The Fighter Group’s first combat mission was logged on the 11th of February, 1944. A few weeks later on March 4, Flight Officer Yeager would score his first aerial victory by downing an Me-109. However, as he soon learned the hard way, war is unpredictable.
Joining the French Resistance
On the exact following day, Yeager was shot down while trying to make a head-on pass at a group of Fokke-Wolfe 190s during a raid on Bordeaux, France. Yeager found himself behind enemy lines, and even if he made it out of the crash in one piece, he would need to evade every German patrol until reaching neutral Spain which was no easy task.
Nevertheless, thanks to the French Resistance, he was able to elude capture while assisting the French Underground in whatever manner he could. He was eventually smuggled to neutral Spain where he was then handed over to the British at Gibraltar.
Once back in England, he faced the terrifying prospect of being sent home due to a policy that forbade escaped pilots to be flown over French skies again. It was risky for a pilot already involved with the French underground resistance to face the prospect of getting shot again and falling into German hands.
However, a feisty Yeager took his case to Gen. Dwight Eisenhower himself and pleaded for the opportunity to fly again as most of France had been liberated by the allies already. Eisenhower approved in August of 1944, and Chuck Yeager was back in the skies of Western Europe.
An Ace in a Single Day
Flight Officer Yeager returned into action on September 13, 1944. However it was on the 12th of October 1944, that 1st Lt. Charles E. Yeager would prove his mettle by downing five Me 109s in a single day. He would redo this feat on the 27th of November, 1944 by downing four Me 109s. All in all he had 12.5 (0.5 for partial victory) aerial victories.
Breaking the Sound Barrier
Before his military career would end, Yeager’s remarkable flight abilities as proven in combat took him the route of becoming a test pilot for the newly formed U.S. Air Force. Only having reached a high school education, Yeager found advanced academia quite challenging while flying came quite naturally.

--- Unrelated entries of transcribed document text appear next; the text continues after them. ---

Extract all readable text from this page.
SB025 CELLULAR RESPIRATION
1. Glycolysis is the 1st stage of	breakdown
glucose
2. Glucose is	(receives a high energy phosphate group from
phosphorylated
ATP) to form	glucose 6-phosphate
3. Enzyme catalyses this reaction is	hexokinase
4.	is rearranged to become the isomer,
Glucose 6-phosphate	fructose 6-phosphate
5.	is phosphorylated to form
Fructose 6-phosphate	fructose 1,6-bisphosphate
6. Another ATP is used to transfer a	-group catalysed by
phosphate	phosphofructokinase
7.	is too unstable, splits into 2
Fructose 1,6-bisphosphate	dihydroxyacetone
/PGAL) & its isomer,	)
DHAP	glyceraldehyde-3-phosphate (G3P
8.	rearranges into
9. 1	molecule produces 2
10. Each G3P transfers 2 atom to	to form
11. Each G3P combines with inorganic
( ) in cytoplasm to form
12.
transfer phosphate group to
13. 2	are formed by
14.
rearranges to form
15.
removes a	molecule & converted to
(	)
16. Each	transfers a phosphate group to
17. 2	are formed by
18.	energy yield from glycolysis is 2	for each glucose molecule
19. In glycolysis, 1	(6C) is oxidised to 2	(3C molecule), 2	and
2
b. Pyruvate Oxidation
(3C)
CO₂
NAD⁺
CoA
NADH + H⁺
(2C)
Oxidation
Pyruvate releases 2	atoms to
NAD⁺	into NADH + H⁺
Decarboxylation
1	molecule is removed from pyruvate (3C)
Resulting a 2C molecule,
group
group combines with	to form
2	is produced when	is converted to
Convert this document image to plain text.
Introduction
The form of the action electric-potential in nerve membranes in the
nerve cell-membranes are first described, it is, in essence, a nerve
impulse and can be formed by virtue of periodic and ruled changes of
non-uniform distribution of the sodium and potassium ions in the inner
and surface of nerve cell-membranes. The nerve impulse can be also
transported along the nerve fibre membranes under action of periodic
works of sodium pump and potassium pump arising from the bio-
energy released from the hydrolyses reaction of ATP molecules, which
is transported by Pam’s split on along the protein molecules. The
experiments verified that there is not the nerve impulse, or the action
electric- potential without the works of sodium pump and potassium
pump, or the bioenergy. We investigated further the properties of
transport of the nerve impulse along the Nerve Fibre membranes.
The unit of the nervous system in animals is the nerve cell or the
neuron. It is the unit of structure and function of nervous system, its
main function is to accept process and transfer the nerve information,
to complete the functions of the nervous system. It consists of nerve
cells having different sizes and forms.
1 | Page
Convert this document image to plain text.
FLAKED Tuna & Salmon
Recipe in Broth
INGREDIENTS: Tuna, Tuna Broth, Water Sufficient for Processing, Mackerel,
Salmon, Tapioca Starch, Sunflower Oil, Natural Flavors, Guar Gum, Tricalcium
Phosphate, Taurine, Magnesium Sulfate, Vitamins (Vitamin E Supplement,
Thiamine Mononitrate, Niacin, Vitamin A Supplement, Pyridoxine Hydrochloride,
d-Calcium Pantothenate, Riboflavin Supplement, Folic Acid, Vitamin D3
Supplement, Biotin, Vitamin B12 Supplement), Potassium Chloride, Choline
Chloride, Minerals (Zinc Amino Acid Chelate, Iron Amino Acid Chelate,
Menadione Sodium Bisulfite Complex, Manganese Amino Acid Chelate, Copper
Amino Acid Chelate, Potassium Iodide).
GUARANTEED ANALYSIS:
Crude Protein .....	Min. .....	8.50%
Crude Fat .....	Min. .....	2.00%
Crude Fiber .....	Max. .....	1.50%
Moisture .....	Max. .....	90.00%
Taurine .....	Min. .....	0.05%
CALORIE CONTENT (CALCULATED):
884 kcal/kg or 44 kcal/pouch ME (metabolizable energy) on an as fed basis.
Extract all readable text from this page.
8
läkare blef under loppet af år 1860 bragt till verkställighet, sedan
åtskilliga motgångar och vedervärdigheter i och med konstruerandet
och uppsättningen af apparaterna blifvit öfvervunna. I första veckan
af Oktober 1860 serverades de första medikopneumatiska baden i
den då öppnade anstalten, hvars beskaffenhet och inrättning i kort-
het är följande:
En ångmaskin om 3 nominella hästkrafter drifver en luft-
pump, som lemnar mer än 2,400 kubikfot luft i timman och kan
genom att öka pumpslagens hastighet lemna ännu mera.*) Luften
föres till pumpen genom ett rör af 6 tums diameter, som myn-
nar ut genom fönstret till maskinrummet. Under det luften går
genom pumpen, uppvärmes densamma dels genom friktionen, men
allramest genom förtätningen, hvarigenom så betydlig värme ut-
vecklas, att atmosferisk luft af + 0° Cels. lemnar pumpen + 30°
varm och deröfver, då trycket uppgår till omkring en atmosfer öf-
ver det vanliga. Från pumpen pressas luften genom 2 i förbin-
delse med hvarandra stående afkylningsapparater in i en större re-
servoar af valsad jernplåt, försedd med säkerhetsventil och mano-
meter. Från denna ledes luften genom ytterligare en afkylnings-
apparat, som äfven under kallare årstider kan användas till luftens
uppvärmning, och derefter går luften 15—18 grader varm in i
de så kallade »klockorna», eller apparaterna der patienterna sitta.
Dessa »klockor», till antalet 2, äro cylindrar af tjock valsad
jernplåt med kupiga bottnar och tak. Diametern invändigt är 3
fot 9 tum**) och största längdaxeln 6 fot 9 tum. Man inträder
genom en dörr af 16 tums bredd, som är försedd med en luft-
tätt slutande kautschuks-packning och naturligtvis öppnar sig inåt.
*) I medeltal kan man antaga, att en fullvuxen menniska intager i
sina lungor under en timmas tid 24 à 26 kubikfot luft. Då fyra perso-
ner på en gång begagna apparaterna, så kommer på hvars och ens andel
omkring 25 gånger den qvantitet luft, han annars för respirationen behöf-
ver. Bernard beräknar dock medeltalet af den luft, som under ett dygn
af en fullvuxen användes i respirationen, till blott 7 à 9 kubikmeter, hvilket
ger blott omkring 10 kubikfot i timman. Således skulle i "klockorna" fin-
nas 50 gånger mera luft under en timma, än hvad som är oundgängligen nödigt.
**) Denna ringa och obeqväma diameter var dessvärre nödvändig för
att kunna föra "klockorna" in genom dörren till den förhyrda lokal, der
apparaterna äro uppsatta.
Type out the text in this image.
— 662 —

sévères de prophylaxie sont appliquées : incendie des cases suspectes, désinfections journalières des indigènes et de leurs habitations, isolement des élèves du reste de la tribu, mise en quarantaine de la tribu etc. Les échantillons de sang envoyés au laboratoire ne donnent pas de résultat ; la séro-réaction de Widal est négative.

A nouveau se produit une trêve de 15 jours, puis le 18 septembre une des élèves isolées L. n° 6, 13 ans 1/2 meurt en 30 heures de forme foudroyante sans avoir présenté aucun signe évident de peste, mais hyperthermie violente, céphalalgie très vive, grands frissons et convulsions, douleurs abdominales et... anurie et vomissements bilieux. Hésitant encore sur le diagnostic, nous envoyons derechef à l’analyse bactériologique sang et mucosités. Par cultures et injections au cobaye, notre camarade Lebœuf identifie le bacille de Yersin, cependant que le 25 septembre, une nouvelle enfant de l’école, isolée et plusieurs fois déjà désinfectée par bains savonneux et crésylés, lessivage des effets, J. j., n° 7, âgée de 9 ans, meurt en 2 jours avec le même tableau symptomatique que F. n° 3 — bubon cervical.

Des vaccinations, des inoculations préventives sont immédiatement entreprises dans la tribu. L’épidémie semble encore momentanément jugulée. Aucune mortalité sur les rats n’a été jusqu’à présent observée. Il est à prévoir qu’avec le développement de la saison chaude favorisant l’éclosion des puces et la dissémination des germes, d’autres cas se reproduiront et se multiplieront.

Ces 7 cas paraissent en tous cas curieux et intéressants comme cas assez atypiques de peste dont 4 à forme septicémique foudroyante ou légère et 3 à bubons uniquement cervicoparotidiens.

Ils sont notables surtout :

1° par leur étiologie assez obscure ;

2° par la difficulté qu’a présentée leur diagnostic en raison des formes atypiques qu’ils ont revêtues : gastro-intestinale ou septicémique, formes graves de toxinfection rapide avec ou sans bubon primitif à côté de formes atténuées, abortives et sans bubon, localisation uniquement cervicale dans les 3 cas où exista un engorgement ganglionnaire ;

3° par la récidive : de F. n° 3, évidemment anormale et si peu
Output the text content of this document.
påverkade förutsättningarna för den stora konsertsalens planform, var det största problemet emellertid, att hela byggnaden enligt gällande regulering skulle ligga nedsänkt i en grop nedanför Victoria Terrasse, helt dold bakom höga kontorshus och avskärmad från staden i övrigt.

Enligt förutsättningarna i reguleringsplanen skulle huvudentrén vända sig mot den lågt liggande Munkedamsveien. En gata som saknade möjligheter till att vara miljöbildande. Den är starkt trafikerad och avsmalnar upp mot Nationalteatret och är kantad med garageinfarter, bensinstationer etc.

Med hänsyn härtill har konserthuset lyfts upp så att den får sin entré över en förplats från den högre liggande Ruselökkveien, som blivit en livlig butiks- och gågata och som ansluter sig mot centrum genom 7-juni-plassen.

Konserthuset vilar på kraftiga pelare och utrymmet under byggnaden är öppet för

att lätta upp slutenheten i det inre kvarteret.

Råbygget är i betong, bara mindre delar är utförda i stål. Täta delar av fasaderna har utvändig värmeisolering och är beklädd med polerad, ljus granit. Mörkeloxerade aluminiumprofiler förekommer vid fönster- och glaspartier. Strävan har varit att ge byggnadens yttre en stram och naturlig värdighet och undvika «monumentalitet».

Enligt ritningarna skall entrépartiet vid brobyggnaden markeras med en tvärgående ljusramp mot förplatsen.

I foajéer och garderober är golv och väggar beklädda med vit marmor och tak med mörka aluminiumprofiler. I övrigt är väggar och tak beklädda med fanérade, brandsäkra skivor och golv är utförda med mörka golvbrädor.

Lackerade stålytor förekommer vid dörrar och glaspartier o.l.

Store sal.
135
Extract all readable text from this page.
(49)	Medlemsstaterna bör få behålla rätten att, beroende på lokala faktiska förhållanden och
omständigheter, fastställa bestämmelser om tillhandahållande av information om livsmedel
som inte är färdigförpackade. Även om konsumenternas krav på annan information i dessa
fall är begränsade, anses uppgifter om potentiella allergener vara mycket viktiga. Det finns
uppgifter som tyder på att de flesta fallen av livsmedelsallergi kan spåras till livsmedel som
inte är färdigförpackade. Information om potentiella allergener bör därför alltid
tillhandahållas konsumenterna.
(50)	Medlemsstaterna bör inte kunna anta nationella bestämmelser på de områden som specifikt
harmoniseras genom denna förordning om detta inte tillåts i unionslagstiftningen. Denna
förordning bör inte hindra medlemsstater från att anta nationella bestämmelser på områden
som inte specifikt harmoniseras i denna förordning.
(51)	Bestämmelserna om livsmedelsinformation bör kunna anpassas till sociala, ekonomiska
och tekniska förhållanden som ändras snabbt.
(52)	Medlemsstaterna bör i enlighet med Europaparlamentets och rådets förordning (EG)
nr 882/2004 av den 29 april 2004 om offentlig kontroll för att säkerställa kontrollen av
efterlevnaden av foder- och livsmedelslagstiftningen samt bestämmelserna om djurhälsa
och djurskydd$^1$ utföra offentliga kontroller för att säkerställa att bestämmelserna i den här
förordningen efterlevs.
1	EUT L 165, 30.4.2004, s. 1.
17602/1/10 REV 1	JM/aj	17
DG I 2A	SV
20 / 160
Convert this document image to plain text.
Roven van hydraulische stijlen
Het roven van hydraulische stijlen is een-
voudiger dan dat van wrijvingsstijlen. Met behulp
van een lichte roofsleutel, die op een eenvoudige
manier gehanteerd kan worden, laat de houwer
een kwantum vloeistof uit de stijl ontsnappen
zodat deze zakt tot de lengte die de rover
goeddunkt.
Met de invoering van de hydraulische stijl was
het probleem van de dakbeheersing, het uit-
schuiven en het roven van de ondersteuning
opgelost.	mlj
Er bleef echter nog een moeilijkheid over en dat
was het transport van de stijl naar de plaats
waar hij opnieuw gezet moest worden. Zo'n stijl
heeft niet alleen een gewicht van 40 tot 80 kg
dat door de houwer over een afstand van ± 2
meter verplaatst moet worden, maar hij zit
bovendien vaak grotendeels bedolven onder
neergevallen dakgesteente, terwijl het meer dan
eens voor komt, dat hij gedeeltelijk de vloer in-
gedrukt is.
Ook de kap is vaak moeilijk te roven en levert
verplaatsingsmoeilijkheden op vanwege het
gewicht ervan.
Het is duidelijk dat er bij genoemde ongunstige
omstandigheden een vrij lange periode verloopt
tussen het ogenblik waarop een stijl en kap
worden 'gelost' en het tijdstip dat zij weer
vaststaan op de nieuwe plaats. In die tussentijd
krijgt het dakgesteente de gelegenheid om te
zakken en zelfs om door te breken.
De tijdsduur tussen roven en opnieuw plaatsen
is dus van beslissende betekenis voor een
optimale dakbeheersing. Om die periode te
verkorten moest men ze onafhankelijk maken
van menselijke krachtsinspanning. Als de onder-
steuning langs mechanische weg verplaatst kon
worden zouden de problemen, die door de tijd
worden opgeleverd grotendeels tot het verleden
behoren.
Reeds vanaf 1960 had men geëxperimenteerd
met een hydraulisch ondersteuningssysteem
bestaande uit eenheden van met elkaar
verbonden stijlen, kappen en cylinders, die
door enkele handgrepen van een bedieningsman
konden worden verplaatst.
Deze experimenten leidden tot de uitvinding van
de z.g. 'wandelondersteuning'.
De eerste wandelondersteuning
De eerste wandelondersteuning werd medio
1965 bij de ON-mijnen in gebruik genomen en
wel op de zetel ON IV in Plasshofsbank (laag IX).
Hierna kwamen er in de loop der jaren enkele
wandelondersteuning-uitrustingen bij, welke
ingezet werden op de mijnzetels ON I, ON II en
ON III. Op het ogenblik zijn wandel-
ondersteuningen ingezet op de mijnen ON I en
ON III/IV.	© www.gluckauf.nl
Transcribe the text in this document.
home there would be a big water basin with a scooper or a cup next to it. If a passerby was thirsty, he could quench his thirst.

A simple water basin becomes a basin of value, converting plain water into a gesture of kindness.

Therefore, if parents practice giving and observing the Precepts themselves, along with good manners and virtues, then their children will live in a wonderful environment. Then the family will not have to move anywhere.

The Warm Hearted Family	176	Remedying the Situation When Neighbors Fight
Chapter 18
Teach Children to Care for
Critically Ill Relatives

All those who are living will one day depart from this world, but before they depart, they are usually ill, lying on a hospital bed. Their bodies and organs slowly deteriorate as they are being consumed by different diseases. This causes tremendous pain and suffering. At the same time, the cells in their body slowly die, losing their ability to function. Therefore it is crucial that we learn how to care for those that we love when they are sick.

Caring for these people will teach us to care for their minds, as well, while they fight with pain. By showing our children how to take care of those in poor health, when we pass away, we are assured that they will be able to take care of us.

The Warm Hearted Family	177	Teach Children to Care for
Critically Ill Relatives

He believed his experience as a mechanic helped him to intuitively know how to push a craft to its limits. Never fearing a challenge, Chuck enthusiastically embraced the opportunity to be the first man to break the presupposed daunting wall of the sound barrier.
On October 14, 1947, Chuck Yeager broke the sound barrier by flying his Bell X-1 aircraft at a speed of Mach 1.07 at an altitude of 45,000 feet. Still, after achieving nationwide fame for his achievement, he continued to serve with distinction in the United States Air Force for almost another 30 years.
Later Years and Retirement
Yeager took over the 405th tactical fighter wing based out of the Philippines in 1966 as a Colonel. From there on, his squadrons were regularly deployed to Vietnam where Yeager himself flew over 120 combat missions.
In 1975, the man who began his military career as an aircraft mechanic retired a Brigadier General also being one of the most successful men to ever take to the skies. He lived a full life and passed away at the age of 97 on December 7, 2020 surrounded by friends and family.